Si le lien établi est faible, il ne demande qu’à être approfondi. « Nos données ne sont pas assez robustes aujourd’hui pour affirmer que les pesticides causent le cancer du pancréas. Mais nous espérons que ce sera le point de départ pour de nouvelles études car il faut creuser ce lien », souligne le Dr Brugel. Les pesticides sont en effet connus pour favoriser l’oncogenèse et leur utilisation est massive en France. En 2021, une expertise collective de l’Inserm confirmait ainsi un lien fort entre l’exposition professionnelle aux pesticides et des pathologies comme le cancer de la prostate et les lymphomes non hodgkiniens. En plus des pesticides, les PFAS et les microplastiques sont deux autres pistes à explorer.
Où trouver de l’aide et du soutien ?
En attendant de pouvoir bénéficier des nouveaux traitements en développement, les personnes touchées peuvent trouver de nombreuses informations et de l’aide auprès de la Ligue contre le cancer. « Il ne faut pas hésiter à téléphoner à nos permanences pour des conseils personnalisés. La Ligue propose de l’aide psychologique, sociale et financière aux familles qui sont en difficulté. Par ailleurs, nous proposons aussi des soins de support aux personnes touchées (activité physique adaptée, suivi nutritionnel, etc.). Et, selon le lieu de résidence et de prise en charge du patient, nous pouvons aussi l’aider à demander un deuxième avis dans un centre de référence pour, peut-être, avoir la chance d’être inclus dans un essai clinique et bénéficier d’un traitement innovant », souligne Iris Pauporté.
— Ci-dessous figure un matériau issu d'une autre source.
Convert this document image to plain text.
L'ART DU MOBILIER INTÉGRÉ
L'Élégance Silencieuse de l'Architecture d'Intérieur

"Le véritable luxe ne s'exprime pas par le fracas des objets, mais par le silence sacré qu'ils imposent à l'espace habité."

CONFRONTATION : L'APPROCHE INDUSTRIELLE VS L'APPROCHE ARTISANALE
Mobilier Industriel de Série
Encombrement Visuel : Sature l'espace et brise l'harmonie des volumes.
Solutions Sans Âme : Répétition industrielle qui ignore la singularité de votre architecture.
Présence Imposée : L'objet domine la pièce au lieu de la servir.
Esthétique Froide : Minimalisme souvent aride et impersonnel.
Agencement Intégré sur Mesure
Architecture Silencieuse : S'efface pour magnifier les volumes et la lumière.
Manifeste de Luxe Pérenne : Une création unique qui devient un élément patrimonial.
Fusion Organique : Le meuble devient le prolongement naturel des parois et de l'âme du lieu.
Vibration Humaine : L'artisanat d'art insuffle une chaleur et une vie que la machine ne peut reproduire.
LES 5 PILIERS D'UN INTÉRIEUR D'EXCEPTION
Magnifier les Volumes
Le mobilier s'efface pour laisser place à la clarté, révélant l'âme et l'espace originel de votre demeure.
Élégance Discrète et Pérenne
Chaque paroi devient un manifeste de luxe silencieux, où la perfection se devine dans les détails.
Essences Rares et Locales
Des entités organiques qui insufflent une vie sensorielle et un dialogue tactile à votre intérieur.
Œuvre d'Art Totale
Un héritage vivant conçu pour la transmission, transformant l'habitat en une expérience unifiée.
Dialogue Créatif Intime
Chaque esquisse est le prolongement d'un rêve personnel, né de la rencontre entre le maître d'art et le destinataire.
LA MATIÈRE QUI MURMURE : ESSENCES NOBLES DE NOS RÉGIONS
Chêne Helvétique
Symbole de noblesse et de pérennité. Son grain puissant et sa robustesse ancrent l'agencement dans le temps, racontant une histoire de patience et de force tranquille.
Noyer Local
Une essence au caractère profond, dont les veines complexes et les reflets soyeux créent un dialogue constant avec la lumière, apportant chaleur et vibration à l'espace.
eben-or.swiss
En effet, sur le terrain, les inégalités sont toujours bien réelles concernant la prise en charge de ce cancer parmi les plus graves. « Nous avons d’un côté des personnes très informées et orientées d’emblée vers des centres de cancérologie extrêmement spécialisés, avec des chances maximales pour leur prise en charge et de l’autre, des personnes plus éloignées géographiquement des centres de référence, ce qui peut ralentir leur suivi et avoir un impact défavorable sur leur survie », pointe la directrice de la recherche à la Ligue contre le cancer. Des inégalités que vise à réduire le plan cancer 2021-2030, qui consacre une partie de ses moyens à la lutte contre les cancers de mauvais pronostic.